Today I managed to share my shopping experience with the mostly dead, near dead, undead, a cat is going to eat my face soon after I am dead, "Jesus! How old are you, anyway!", and "You were really a childhood friend of Jesus? Cool!" There is a little bus that drops them off once a day for them to get their cat food and shit and then haul them back to the retirement home up the road.

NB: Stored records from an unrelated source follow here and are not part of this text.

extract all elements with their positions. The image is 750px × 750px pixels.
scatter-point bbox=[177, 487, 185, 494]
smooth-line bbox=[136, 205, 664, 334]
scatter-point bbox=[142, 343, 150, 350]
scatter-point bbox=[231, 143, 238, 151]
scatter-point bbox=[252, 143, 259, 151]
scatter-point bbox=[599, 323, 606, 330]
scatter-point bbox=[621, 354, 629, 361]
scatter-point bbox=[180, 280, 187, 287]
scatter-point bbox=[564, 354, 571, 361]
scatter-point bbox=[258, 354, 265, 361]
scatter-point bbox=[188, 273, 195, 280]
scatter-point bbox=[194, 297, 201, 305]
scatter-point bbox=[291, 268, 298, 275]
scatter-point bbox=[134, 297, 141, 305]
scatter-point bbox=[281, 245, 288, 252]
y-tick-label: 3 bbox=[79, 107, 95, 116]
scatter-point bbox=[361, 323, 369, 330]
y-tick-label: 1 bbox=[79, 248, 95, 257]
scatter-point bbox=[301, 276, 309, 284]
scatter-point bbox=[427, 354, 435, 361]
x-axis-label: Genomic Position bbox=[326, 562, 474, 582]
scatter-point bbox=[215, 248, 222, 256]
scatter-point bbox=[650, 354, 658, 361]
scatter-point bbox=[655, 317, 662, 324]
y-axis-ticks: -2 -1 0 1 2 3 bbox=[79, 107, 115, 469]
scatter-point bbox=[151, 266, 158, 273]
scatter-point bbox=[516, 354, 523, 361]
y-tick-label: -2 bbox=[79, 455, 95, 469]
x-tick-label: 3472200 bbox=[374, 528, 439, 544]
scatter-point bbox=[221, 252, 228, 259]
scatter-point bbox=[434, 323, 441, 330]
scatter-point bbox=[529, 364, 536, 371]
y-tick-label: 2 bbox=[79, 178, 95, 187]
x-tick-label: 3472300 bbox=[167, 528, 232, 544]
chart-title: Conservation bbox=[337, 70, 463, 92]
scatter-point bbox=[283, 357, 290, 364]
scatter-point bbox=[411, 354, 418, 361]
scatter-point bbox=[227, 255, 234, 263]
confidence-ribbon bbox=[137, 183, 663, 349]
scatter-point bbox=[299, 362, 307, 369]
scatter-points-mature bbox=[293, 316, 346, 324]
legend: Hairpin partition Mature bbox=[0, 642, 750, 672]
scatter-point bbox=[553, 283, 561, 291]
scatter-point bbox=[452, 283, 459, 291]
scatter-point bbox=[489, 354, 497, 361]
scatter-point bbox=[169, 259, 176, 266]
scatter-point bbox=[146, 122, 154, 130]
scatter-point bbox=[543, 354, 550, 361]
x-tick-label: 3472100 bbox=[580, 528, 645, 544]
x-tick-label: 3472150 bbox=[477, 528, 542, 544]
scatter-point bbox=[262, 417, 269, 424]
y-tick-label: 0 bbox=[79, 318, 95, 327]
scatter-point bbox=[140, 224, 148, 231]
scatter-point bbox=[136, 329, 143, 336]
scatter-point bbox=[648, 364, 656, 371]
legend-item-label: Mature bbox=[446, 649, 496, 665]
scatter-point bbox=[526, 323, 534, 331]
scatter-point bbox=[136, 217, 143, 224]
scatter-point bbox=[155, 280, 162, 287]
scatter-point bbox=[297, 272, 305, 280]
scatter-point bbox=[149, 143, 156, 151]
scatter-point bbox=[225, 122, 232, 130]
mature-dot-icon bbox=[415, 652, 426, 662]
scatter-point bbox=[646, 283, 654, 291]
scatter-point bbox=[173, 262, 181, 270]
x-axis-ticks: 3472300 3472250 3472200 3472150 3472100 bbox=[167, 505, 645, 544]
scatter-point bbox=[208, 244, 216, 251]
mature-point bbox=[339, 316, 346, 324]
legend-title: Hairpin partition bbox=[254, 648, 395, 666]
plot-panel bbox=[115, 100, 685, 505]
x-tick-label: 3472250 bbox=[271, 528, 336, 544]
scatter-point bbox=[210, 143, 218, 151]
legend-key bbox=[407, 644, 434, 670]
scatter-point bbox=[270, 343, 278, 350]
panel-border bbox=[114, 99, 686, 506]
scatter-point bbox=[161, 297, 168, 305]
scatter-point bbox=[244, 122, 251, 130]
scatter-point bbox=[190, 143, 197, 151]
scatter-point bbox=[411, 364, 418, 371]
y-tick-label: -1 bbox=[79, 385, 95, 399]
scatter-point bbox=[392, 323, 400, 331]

Most of the time I go in the mid-afternoon. So do all of the rest of the Stepford wives and their heathen demon spawn. Overheard in the store, "Do you want another cookie, Tiffie?" (There is a one per customer limit on the free cookies. 'Tiffie' is also like 14 years old and looks like she wants the floor to swallow her up whole.) And of course, "Wellington Washington Jones IV, you get over here right NOW!" (The fact that this kid has 3 last names is not the issue. The fact is that 3 people ahead of him had the same fucking name and no mother had the sense to say, "WTF? I am SO NOT naming my kid that!") Welcome to Stepford. (They also point and stare at my kid because she will get dressed up in full Disney Princess costume and come to the store with me. She's 6. When else in your life are you going to be able to get away with going grocery shopping in a ballgown?)
Which leads me to the first display of WTFness and wrongness that I happened to spy in the store today on a lower shelf.
Look at that strategic straw placement! The brain trust who thought this up should be sporked. It is so wrong on so many levels. The placement of the straw, the seedy Drag Queenie aspect of it, and the fact that a child would actually have to SUCK LIQUID FROM THE UNFORTUNATELY PLACED STRAW!!!
Don't even get me started on that beverage being milk.
I'll give you a minute to compose.
Better? On we go!
Just goes to prove that some people really are "Batshit Crazy!"
Y'all have a great day, now! Don't let your Tuesday be a Monday! (If it starts acting like a Monday, you have my permission to slap it hard enough to knock it into next Thursday.)